CHAPTER 36
The Rugby Player Hero
1963
The snatch and coshing of two wage messengers was made by bandits using pick-axe handles …
eter Short, a quantity surveyor from Great Crosby, found himself in the centre of a violent heist in November 1963. He liked to play rugby and his fitness was very handy in doing what he did that day.
Six bandits arrived at premises in Great Howard Street and their sights were set on two Midland Bank messengers who had just walked out of the bank building as the villains arrived. The messengers, Stanley Smith and Norman Carter, were carrying cash in two suitcases. The snatch and coshing of the messengers was made by bandits using pick axe handles.

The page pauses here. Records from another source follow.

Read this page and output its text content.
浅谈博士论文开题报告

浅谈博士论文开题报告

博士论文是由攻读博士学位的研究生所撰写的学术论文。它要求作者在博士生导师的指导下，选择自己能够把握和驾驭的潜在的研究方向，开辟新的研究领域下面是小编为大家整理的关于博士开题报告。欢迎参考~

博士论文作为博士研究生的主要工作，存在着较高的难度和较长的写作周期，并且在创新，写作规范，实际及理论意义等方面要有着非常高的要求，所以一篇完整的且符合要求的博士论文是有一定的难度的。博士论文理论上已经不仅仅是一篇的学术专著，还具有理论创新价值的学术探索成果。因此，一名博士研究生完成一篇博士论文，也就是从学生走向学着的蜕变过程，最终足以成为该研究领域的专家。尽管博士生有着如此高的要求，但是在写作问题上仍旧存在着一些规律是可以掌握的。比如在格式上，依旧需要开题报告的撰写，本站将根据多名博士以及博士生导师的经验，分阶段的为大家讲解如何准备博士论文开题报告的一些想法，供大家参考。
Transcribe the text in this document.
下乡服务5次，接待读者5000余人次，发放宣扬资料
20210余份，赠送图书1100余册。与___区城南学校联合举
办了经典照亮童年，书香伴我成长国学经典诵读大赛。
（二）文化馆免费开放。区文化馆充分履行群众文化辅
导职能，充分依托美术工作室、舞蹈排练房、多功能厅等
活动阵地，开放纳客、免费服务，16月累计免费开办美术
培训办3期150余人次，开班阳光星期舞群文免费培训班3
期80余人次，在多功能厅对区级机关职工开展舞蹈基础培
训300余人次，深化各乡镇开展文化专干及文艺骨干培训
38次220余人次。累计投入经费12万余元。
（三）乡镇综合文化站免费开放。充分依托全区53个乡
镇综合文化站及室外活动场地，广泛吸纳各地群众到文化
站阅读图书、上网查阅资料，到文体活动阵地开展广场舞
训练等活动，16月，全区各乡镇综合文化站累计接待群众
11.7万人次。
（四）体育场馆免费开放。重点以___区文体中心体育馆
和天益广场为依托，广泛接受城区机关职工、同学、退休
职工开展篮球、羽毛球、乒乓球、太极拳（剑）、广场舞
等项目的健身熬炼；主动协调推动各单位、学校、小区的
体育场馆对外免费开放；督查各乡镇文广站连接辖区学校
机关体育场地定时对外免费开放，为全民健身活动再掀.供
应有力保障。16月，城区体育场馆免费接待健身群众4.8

The robbers took £3,500, but they made one mistake: they attacked their prey in front of Peter Short.
Short had been driving to his office when he ‘saw people rolling around the pavement’ and he wasted no time in following the men in their blue van, swinging his car into Lightbody Street to give chase. The villains threw building materials and buckets behind, to try to stop their pursuer, but he kept on.
A van somehow moved in between Short and the robbers, and still the missiles kept coming. He later reported that nails, wood and sand had been hurled at him. Finally, all this had some effect, as Short said: ‘It was like driving through a dust storm but I still managed to keep the vans in sight. Then, after about half a mile around the back streets of Scotland Road a bucket thrown from one of the vans got caught up with my front axle.’
Many would have been deterred by this setback, but not Peter Short. He restarted and still had them in sight, finally seeing them run into a block of tenements. By this time, police were moving in and the place was surrounded. The robbers, it was later found, had used two vans and had left their booty – one attaché case contained £3,000; another bag was found near the first van, simply lying on the concrete.